Dizi klasik bir suç öyküsünü işliyor ve kan bağı mevzusu ile sadakatle örülmüş ilişkiler ön planda. Fakat MobLand, iktidar kavgaları ve yeraltı dünyasının paslı dili gibi klişe topraklara pek fazla saplanmadan ilerlemeyi tercih ediyor; daha çok aristokrasinin arsızlığı ve güvenilmezliği ana konu. Genel olarak dizinin başarısında büyük pay sahibi olanlar da tartışmasız biçimde oyuncu kadrosu. Her oyuncu kendi çapında bir ağırlık yaratıyor, kimse figüran gibi hissettirmiyor. Bu da diziyi seyirlik olmaktan çıkarıp yaşanmış bir hikâyeye dönüştürüyor diyebilirim.
Özellikle Harry (Hardy), hikâyenin en çok konuşulacak ismi. Onun insanlarla iyi geçinme becerisi, kimi sahnelerde neredeyse bir senaryo kolaycılığı gibi dursa da, karakterin taşıdığı kırılganlık bunu telafi etmiş. Harrigan ailesiyle kurduğu bağ, güven ve sadakatten çok, bir tür mecburiyetin, bir başka aileye duyulan vicdani borcun sonucunda şekillenmiş gibi. Ama buna rağmen onlara olan sevgisi de gözlerinden okunabiliyor Harry'nin.

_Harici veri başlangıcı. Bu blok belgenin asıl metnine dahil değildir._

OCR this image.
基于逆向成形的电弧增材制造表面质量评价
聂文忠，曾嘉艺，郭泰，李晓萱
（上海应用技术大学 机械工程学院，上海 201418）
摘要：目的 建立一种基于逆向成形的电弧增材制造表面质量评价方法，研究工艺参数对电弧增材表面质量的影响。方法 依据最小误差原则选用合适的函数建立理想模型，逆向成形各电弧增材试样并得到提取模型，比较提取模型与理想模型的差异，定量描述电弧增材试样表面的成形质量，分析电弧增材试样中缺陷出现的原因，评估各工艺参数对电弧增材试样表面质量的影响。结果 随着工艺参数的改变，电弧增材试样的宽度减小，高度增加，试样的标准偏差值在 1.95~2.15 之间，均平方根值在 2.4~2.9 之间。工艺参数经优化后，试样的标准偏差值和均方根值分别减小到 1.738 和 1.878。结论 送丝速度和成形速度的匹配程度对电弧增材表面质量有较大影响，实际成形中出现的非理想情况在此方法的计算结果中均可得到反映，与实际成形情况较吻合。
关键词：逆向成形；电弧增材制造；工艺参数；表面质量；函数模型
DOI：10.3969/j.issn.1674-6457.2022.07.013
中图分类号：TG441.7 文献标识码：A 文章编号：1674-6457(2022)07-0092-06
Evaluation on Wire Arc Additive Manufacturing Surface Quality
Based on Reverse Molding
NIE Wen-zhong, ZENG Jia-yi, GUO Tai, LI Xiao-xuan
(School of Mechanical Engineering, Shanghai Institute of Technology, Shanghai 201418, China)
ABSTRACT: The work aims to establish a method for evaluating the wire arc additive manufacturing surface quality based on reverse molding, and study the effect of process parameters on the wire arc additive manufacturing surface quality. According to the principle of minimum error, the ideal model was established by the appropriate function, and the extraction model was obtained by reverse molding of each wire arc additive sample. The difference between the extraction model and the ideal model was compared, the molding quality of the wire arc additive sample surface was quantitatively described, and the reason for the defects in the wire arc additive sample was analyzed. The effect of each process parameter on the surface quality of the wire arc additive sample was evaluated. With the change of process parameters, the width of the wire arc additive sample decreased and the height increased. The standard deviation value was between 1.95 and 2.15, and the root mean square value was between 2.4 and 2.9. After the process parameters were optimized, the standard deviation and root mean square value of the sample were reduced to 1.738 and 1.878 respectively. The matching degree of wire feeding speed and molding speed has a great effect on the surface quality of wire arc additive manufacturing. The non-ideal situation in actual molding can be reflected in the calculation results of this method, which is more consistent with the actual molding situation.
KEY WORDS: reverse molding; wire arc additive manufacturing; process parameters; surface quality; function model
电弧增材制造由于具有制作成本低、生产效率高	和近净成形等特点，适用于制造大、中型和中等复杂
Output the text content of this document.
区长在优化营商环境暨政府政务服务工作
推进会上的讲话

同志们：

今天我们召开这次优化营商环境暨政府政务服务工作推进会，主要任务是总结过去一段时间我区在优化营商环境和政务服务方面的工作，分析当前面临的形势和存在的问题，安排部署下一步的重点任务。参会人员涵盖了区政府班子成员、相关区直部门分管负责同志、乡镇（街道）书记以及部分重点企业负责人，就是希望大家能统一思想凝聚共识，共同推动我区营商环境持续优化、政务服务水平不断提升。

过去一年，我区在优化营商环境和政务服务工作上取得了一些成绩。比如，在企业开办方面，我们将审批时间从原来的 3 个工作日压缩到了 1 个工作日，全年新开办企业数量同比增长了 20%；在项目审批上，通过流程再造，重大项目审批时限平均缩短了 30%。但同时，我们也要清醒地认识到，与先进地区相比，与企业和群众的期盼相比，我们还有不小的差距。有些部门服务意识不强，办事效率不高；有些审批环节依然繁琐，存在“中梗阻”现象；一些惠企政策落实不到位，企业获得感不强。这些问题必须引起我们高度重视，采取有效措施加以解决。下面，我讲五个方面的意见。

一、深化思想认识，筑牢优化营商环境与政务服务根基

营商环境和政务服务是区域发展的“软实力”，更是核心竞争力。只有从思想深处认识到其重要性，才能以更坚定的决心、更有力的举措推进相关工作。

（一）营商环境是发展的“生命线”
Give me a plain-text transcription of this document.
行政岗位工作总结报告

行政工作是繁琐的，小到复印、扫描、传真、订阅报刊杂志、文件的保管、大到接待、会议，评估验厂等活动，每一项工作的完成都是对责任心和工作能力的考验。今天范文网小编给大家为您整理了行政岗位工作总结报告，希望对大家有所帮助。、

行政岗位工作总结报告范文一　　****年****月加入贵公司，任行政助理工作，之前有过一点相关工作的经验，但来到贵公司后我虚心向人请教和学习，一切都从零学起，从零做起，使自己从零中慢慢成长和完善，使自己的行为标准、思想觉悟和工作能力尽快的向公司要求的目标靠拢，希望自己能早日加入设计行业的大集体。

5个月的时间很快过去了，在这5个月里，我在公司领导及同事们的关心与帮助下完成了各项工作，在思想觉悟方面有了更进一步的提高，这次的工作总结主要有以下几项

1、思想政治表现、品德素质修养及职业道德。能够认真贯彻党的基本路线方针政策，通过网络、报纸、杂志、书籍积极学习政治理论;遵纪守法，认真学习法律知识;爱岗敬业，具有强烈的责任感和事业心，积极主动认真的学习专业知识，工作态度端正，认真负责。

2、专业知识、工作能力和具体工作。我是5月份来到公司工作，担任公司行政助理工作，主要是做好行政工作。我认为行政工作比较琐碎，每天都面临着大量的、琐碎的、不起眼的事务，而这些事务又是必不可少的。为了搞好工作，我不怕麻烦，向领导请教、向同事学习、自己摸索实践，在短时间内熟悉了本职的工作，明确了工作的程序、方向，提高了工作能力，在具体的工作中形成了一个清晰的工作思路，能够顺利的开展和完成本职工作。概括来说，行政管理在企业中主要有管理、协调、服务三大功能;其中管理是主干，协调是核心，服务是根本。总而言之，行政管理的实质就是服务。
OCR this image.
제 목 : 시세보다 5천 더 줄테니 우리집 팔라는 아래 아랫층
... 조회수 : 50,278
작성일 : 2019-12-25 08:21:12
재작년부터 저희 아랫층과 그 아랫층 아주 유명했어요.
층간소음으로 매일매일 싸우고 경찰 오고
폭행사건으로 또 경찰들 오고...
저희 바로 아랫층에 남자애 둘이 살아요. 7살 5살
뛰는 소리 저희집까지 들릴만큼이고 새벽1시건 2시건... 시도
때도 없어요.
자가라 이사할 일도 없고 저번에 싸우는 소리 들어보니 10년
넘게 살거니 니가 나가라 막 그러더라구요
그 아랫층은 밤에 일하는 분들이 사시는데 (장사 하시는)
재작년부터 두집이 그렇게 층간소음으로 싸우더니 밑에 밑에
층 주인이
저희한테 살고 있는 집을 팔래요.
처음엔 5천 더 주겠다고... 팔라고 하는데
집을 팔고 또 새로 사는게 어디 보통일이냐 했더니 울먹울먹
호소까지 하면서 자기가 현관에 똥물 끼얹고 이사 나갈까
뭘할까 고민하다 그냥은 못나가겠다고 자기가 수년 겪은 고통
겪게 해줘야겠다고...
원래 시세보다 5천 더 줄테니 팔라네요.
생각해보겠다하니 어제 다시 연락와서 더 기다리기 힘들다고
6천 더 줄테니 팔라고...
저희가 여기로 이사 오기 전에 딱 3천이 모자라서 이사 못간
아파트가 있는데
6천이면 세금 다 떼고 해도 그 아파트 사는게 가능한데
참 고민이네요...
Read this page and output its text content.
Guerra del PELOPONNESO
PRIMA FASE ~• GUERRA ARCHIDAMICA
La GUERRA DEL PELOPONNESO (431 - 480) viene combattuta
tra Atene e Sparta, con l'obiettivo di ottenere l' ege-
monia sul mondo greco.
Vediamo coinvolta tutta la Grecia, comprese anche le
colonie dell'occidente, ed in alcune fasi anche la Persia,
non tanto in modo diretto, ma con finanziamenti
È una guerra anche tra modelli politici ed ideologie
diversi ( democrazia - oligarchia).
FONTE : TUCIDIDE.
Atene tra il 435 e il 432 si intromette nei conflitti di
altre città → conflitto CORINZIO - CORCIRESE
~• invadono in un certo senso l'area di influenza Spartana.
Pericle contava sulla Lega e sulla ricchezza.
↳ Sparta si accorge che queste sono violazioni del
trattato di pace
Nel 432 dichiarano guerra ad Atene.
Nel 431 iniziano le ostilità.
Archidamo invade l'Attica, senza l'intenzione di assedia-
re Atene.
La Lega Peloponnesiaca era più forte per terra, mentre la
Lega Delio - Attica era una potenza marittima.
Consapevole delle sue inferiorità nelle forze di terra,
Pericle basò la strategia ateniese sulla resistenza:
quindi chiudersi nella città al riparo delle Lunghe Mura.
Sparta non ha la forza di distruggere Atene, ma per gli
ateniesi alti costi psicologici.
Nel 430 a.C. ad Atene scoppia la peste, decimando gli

MobLand'in güçlü olan bir diğer yanı ise bence kuşkusuz, anlatımdaki akıcılığı. İzlerken zamanın nasıl geçtiğini fark etmiyorsunuz; her bölüm, bir sonrakini merak ettirecek şekilde örülmüş. Durağan sahnelerde bile bir tür gerilim hissi var, sanki kamera bir sırra tanıklık ediyor da biz henüz o sırrın farkında değiliz. Bunun yanında, bölümlerin temposu da öyle güzel ayarlanmış ki, izleyici ne yoruluyor ne de dikkati dağılıyor.
Fakat tüm bu artılarına rağmen, dizinin hikâye örgüsü fazla tanıdık geliyor. Daha önce pek çok kez izlediğimiz aile içi çatışmalar, yükselme arzuları, infazlar, dış tehditlere karşı birleşme gibi temalar yeniden sahnelenmiş gibi. Dizinin, bildiğimiz bir ezgiyi çok güzel çalması gibi bir durumu söz konusu; melodiyi seviyorsunuz ama sizi hiç şaşırtmıyor.

Bununla birlikte, öyle bir tonda sona eriyor ki, mini dizi olduğu bilgisi bir anda kafanızdan uçup gidiyor, çünkü o bölüm tam anlamıyla bir sezon finali gibi yazılmış. Büyük bir kırılma anı, çözülmemiş gerilim, geleceğe dair muğlak ama umut vadeden bir kapı. Dolayısıyla ben bunun bu şekilde final yapacak bir dizi olduğunu asla düşünmüyorum. Bu sadece büyük bir savaşın başlangıcıydı...
Dizinin teknik tarafı da göz ardı edilemez; görüntü yönetimi etkileyici, müzikler sahnelere adeta yapışmış, her sahnede karanlıkla aydınlık arasında mekik dokuyan bir atmosfer var. Ayrıca, karakterler kadar şehir de bir aktör gibi, Ritchie’nin tüm projelerinden alışkın olduğumuz biçimde, o da başlı başına bir karakter olarak baş köşede.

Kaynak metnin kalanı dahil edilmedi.